“Rubbish! yes, that may be, but my rubbish is dear to me,” said the Duc d’Herouville, laughing, during the silent pause which followed the poet’s pompous oration.
“Let me ask,” said Butscha, attacking Canalis, “does art, the sphere in which, according to you, genius is required to evolve itself, exist at all? Is it not a splendid lie, a delusion, of the social man? Do I want a landscape scene of Normandy in my bedroom when I can look out and see a better one done by God himself? Our dreams make poems more glorious than Iliads. For an insignificant sum of money I can find at Valogne, at Carentan, in Provence, at Arles, many a Venus as beautiful as those of Titian. The police gazette publishes tales, differing somewhat from those of Walter Scott, but ending tragically with blood, not ink. Happiness and virtue exist above and beyond both art and genius.”
“Bravo, Butscha!” cried Madame Latournelle.

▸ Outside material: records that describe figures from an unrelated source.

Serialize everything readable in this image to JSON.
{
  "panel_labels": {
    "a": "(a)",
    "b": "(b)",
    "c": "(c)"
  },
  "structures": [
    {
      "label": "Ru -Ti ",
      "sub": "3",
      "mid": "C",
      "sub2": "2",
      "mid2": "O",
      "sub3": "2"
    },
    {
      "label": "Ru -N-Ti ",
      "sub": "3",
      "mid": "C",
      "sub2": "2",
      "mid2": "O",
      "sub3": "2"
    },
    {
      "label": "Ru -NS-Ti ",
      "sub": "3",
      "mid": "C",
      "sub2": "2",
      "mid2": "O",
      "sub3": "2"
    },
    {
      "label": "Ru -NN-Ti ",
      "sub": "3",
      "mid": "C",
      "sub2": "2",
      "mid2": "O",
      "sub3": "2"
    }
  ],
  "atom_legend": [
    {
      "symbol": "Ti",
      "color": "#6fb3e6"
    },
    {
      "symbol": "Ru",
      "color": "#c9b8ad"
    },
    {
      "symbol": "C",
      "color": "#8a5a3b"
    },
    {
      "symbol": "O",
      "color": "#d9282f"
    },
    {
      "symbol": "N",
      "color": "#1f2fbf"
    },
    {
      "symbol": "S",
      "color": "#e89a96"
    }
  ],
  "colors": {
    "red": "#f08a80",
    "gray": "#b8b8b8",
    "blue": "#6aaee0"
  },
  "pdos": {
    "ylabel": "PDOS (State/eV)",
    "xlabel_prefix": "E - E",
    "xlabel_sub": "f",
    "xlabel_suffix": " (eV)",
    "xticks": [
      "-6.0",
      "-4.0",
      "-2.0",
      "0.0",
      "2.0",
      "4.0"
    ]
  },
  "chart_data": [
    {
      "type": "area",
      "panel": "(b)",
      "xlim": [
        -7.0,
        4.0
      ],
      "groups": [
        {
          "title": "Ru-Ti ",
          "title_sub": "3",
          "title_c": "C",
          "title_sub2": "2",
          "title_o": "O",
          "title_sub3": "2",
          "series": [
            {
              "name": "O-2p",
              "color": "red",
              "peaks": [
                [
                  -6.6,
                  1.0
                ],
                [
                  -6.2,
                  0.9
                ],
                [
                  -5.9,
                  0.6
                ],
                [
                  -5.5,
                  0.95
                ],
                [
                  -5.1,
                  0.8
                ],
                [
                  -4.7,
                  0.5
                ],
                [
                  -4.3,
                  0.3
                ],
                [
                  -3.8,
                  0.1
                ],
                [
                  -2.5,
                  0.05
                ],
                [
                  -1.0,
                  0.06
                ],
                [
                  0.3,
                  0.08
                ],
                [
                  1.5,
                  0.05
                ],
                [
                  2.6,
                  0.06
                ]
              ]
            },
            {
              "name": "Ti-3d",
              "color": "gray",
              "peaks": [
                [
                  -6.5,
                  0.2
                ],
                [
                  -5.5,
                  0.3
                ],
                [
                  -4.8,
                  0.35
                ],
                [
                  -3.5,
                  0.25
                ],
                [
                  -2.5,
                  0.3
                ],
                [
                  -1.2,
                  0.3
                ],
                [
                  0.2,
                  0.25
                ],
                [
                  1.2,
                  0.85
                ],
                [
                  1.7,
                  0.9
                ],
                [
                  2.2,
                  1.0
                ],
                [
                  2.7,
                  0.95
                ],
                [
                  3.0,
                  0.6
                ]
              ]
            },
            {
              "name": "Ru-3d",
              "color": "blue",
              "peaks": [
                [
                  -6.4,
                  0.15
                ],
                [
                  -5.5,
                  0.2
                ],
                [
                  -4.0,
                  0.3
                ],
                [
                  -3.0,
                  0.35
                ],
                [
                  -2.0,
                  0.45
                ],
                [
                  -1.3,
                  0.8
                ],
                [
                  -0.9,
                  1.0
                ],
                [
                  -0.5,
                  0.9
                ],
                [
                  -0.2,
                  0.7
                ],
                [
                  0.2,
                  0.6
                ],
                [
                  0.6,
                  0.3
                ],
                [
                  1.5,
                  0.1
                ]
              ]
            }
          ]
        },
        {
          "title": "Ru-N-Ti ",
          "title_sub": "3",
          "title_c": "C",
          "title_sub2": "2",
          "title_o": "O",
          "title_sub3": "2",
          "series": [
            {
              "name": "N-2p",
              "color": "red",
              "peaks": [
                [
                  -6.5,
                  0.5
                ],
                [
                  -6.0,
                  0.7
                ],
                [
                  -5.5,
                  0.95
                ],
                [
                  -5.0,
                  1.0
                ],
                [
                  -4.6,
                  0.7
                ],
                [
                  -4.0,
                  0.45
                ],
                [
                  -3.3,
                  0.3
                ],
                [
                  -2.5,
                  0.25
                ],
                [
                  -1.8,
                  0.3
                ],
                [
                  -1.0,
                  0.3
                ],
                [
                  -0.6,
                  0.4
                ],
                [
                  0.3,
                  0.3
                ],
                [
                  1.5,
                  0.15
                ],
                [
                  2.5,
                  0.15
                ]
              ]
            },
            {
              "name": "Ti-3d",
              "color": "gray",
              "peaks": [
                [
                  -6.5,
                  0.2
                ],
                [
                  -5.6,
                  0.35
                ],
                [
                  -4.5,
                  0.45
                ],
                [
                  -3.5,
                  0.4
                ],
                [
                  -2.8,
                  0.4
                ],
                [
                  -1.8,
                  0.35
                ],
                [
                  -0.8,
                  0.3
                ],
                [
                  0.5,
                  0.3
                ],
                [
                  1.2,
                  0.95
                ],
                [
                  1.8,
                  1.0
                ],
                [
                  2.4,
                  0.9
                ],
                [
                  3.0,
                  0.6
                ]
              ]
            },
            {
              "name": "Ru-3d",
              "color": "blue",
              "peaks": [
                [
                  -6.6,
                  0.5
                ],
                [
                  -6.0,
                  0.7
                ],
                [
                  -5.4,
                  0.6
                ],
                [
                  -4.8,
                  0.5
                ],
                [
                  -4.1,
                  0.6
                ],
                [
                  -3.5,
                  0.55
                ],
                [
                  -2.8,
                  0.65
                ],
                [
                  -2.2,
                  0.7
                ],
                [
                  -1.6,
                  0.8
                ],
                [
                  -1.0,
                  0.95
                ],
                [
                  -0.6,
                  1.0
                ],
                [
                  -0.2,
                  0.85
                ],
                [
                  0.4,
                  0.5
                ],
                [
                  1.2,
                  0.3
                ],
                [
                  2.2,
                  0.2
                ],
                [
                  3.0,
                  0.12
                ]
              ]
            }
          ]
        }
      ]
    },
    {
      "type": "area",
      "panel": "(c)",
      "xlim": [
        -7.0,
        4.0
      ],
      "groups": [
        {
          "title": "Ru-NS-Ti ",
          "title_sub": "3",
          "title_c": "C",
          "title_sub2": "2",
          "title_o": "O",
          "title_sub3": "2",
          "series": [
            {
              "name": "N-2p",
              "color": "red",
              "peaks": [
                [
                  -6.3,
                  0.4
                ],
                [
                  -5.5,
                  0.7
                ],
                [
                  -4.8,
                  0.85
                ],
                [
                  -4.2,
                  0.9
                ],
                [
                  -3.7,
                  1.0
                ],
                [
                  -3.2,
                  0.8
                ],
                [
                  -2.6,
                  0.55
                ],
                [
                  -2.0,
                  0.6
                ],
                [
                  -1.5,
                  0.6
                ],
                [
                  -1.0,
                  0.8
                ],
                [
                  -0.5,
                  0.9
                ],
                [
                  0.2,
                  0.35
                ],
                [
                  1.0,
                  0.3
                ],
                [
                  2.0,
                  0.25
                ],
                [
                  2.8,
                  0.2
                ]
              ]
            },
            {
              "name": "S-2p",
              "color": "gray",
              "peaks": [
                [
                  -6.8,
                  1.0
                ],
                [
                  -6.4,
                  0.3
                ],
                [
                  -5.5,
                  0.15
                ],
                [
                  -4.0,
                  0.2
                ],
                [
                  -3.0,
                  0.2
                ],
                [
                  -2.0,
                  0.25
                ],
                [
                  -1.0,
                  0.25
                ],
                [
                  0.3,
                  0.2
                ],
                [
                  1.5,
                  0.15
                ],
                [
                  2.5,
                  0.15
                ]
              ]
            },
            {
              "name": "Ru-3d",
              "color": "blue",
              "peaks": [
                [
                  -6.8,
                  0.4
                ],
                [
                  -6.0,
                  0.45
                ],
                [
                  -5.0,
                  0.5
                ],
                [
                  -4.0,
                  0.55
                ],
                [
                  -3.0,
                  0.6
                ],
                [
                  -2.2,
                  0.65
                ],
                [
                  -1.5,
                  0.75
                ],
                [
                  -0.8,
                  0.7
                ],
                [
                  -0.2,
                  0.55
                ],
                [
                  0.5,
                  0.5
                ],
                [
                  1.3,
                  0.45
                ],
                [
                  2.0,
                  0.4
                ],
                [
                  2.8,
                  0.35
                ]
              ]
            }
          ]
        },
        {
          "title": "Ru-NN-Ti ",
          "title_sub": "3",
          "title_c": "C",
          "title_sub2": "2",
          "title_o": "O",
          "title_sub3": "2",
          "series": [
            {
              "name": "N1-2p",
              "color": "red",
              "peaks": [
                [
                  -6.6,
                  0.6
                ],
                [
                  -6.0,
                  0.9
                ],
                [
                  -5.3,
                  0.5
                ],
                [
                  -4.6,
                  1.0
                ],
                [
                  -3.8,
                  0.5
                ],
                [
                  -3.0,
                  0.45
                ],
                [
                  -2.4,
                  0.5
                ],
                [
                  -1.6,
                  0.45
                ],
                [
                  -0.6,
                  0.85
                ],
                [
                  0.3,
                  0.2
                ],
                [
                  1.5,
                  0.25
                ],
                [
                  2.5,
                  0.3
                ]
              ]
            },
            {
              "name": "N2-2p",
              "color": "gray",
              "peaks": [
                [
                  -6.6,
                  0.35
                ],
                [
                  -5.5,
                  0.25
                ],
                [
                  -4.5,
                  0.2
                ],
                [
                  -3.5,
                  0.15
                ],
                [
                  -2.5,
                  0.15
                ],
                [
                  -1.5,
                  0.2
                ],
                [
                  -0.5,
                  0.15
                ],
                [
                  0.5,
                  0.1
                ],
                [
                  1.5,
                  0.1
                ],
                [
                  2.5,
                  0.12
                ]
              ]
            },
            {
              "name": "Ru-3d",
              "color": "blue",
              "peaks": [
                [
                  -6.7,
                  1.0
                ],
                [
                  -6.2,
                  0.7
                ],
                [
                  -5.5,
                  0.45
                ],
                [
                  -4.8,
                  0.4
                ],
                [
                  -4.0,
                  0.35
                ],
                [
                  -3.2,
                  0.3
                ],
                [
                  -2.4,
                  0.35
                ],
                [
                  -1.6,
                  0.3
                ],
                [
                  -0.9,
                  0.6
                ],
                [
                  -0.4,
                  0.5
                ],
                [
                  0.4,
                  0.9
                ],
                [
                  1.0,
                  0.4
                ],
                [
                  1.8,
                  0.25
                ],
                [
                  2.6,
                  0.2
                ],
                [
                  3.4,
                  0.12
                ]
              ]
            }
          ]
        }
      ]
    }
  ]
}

“What did he say?” asked Canalis of La Briere, failing to gather from the eyes and attitude of Mademoiselle Mignon the usual signs of artless admiration.
The contemptuous indifference which Modeste had exhibited toward La Briere, and above all, her disrespectful speeches to her father, so depressed the young man that he made no answer to Canalis; his eyes, fixed sorrowfully on Modeste, were full of deep meditation. The Duc d’Herouville took up Butscha’s argument and reproduced it with much intelligence, saying finally that the ecstasies of Saint-Theresa were far superior to the creations of Lord Byron.
“Oh, Monsieur le duc,” exclaimed Modeste, “hers was a purely personal poetry, whereas the genius of Lord Byron and Moliere benefit the world.”
“How do you square that opinion with those of Monsieur le baron?” cried Charles Mignon, quickly. “Now you are insisting that genius must be useful, and benefit the world as though it were cotton,—but perhaps you think logic as antediluvian as your poor old father.”
Butscha, La Briere, and Madame Latournelle exchanged glances that were more than half derisive, and drove Modeste to a pitch of irritation that kept her silent for a moment.
“Mademoiselle, do not mind them,” said Canalis, smiling upon her, “we are neither beaten, nor caught in a contradiction. Every work of art, let it be in literature, music, painting, sculpture, or architecture, implies a positive social utility, equal to that of all other commercial products. Art is pre-eminently commerce; presupposes it, in short. An author pockets ten thousand francs for his book; the making of books means the manufactory of paper, a foundry, a printing-office, a bookseller,—in other words, the employment of thousands of men. The execution of a symphony of Beethoven or an opera by Rossini requires human arms and machinery and manufactures. The cost of a monument is an almost brutal case in point. In short, I may say that the works of genius have an extremely costly basis and are, necessarily, useful to the workingman.”